England had heavily courted Luiz Felipe “Big Phil” Scolari to succeed Sven-Goran Eriksson after the 2006 World Cup, only to be rebuffed by the former Brazil boss.
Scolari did not want the media intrusion, but former Middlesbrough manager Steve McClaren had no such concerns, and duly assumed the reins, just in time to oversee the clash with Greece at Old Trafford on August 16, 2006.
McClaren’s stint would end up the second-shortest of any England boss behind Sam Allardyce and finish with him staring forlornly into the Wembley drizzle under an umbrella in a 3-2 defeat by Croatia in November 2017.
But at the beginning there was only optimism for another new England dawn, as McClaren’s men brushed past Greece 4-0 without issue.
John Terry toasted his captaincy debut by nodding in the opener, latching onto Stewart Downing’s header into the box.
Frank Lampard profited from a deflected shot for the second, before Peter Crouch turned home from short range.

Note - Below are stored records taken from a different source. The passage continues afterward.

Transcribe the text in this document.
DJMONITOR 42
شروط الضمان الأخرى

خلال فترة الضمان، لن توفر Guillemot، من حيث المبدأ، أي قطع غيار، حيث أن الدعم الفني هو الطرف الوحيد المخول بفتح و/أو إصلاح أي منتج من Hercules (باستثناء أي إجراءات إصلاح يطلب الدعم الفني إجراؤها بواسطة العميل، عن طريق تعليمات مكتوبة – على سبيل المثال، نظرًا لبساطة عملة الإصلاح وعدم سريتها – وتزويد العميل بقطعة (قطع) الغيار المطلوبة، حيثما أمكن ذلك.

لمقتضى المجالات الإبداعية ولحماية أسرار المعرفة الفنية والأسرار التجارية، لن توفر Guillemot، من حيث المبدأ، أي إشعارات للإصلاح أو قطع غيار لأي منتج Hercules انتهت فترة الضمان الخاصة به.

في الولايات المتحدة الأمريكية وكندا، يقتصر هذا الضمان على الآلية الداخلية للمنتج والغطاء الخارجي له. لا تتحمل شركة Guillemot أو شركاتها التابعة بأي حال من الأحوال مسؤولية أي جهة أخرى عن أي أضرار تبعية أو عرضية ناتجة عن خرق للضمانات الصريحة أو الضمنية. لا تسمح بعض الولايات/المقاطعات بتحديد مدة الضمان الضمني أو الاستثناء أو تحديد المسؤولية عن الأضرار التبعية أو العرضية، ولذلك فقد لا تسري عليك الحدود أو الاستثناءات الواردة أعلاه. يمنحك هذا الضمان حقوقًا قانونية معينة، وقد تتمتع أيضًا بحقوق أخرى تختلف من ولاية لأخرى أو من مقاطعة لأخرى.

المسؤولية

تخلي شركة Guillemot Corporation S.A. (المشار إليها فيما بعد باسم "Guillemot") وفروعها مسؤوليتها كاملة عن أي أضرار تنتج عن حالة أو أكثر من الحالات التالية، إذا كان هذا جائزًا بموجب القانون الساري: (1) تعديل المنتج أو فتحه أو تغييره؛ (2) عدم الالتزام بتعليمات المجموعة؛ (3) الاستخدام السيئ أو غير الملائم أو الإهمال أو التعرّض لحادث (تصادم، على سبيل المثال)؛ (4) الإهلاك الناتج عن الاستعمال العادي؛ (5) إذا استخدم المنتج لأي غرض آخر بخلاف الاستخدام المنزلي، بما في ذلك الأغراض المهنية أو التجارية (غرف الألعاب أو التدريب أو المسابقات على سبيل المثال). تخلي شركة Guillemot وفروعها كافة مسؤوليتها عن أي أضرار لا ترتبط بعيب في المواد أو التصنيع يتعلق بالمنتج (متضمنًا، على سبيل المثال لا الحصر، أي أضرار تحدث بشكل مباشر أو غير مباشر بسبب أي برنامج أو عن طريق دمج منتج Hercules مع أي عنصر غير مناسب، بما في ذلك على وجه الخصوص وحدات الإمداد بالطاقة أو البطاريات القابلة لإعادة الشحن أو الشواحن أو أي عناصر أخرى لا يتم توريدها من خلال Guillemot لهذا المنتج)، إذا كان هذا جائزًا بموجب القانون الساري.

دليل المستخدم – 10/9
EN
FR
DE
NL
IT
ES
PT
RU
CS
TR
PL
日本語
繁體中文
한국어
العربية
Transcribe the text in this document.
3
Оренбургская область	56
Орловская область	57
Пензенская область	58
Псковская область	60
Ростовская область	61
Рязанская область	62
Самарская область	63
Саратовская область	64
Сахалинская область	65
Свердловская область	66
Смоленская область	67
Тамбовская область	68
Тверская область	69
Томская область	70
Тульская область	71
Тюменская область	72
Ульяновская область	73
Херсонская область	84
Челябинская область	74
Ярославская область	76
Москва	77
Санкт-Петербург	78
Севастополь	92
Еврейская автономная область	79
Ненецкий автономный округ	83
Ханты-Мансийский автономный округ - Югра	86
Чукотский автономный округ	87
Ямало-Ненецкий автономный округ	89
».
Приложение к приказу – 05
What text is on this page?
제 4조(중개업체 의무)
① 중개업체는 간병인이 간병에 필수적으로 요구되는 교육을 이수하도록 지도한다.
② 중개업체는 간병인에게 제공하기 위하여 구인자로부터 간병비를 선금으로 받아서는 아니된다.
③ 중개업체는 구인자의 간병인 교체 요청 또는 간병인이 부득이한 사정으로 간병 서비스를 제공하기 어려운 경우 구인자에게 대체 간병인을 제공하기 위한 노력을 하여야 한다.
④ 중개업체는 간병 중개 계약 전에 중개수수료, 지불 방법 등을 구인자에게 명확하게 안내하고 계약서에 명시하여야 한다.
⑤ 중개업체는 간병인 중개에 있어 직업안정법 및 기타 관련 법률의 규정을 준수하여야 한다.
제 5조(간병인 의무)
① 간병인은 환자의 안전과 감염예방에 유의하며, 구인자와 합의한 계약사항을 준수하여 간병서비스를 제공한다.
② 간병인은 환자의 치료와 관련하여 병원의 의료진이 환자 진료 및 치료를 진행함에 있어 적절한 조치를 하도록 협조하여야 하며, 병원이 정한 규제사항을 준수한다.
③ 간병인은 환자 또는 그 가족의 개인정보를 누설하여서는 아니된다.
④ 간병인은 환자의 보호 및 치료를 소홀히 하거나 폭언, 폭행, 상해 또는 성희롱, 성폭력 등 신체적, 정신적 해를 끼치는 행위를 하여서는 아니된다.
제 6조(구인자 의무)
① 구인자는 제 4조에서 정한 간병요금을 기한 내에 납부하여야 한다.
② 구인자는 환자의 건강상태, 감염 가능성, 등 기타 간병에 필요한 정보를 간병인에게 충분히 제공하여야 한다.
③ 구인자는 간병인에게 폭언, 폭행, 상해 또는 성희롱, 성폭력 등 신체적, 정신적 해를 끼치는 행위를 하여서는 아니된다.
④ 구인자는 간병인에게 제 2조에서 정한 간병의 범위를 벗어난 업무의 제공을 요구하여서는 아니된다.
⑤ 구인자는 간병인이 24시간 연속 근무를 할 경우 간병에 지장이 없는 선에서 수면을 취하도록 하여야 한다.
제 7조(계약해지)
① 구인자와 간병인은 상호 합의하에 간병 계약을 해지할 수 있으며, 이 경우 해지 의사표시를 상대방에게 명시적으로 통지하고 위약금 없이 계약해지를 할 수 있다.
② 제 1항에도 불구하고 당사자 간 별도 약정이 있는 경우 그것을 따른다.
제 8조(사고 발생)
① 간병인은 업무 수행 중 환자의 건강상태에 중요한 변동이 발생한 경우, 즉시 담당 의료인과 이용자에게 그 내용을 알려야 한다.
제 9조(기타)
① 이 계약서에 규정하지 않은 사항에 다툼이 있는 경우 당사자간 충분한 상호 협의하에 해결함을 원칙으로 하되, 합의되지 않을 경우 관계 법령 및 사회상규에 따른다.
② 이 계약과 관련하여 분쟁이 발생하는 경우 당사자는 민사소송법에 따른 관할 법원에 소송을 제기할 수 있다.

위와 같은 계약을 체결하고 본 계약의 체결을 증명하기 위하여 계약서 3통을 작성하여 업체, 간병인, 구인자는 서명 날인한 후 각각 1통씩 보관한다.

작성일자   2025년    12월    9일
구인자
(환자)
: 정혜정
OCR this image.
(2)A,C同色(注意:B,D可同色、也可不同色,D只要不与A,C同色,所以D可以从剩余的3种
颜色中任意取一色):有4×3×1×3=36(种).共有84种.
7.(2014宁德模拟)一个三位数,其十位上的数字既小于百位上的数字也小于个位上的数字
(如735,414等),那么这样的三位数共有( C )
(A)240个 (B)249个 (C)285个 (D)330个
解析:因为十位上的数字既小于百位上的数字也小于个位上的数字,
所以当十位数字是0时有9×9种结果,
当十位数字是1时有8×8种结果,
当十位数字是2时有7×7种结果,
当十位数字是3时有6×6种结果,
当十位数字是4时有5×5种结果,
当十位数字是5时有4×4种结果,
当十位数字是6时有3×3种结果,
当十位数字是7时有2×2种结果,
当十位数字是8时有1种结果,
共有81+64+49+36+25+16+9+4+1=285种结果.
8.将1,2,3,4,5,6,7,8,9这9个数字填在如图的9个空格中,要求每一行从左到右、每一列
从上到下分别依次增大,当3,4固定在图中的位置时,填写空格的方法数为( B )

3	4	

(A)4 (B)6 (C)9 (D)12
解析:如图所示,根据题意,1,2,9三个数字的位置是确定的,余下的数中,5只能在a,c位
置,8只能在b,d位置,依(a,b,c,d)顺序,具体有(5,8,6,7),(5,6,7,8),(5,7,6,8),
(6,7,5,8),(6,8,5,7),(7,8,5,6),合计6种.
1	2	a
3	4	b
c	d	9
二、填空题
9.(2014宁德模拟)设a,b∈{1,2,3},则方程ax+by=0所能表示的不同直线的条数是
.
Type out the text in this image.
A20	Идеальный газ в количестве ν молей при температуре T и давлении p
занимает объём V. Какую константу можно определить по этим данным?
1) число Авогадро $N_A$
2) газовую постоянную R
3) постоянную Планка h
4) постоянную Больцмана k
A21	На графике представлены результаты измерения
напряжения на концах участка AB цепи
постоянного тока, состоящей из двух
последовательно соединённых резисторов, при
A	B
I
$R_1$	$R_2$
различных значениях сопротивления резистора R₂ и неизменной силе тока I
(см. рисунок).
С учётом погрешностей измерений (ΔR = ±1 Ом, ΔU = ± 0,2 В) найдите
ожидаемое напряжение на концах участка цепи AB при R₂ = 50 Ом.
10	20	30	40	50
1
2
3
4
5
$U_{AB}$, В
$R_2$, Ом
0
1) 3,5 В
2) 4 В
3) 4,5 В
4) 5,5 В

Rangy striker Crouch then headed home the fourth to wrap up a facile England win, but could not complete a hat-trick despite several more promising chances.
Steven Gerrard featured on the right flank as McClaren looked to steer England beyond the David Beckham-era, a move he would later reverse.
McClaren had promised his England would play without fear, and while he was able to deliver that under precious little duress against the limited Greeks, there was to be no long-term realisation of that vow.
McClaren’s tenure was to last just 18 games and 16 months, after which he was eventually replaced by Italian Fabio Capello.